The movie has a post-apocalyptic theme to it, being that it's taking place after a nuclear attack. It's about an artist, a magician, who escapes to the woods. With the help of a young woman, who might or might not be in on the trick herself, he wants to perform a new trick known as "The Creation". Without going into detail on the trick as I'm still trying to figure pieces out, the film is very biblical, with pieces of the Bible being written on screen from time to time, it's easy to see that what the magician is trying to do is Godlike.
What I really like about this film and his other films is that he doesn't seem to be trying too hard to be cruel, it just happens to be what comes out. This film has plenty of proof of that as it never goes over the top, even though the film even features brief shots of penetration. What the movie did however lack was the post-apocalyptic/post-nuclear feel, as most was set in the woods and in a house (or cabin?). Had it worked harder on showing the degraded world it was set in it could've reached out to me even more than it did.
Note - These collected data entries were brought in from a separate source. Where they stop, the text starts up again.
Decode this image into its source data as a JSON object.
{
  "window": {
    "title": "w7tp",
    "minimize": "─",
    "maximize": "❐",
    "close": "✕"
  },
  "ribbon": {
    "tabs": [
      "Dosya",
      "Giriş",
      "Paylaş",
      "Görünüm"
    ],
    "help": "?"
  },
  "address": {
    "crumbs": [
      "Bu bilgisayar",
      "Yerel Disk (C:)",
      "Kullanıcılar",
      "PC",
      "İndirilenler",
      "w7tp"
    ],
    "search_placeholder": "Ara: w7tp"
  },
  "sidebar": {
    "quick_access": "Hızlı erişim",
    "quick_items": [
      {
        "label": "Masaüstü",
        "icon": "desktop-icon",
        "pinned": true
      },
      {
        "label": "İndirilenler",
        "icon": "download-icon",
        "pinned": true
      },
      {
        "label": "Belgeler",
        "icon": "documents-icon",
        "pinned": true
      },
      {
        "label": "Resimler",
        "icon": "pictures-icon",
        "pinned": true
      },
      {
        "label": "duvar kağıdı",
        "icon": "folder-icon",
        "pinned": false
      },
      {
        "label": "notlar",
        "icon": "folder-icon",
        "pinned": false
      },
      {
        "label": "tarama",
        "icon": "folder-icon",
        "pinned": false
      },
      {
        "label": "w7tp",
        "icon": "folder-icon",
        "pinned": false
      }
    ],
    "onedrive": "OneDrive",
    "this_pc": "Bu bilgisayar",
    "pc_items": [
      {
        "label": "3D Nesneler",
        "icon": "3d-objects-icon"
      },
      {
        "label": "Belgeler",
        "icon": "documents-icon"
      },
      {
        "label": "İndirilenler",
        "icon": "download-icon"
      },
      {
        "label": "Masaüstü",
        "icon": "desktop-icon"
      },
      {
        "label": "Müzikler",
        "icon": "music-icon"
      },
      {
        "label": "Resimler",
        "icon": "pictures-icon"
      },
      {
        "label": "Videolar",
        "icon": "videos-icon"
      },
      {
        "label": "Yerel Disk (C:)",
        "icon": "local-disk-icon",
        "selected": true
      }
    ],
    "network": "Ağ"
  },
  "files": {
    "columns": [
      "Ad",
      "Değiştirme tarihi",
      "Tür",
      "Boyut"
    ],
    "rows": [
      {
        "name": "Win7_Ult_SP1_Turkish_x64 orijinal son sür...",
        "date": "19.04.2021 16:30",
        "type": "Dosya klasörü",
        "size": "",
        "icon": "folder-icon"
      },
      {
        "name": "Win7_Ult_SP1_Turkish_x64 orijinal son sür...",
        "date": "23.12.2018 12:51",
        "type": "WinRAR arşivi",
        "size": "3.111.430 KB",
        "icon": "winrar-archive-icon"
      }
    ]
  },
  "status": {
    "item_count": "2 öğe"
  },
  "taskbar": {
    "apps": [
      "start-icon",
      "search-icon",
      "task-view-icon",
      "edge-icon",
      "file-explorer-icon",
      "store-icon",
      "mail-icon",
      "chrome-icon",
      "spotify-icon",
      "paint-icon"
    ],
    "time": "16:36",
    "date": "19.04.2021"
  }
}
At the end of the day, "La Creacion" is an interesting film from Chile that could've been alot better had he only played more on the post-nuclear theme. Another thing he keeps insisting on in his works is CGI effects (I'm never a fan of this). Some of them work just fine, but some just feel very misplaced, especially when the rest of the film has a Grindhouse/older feel to it. You should check this out if you liked his other stuff, if you're a big fan of surrealistic film, and also if you want to venture into the Chilean underground scene.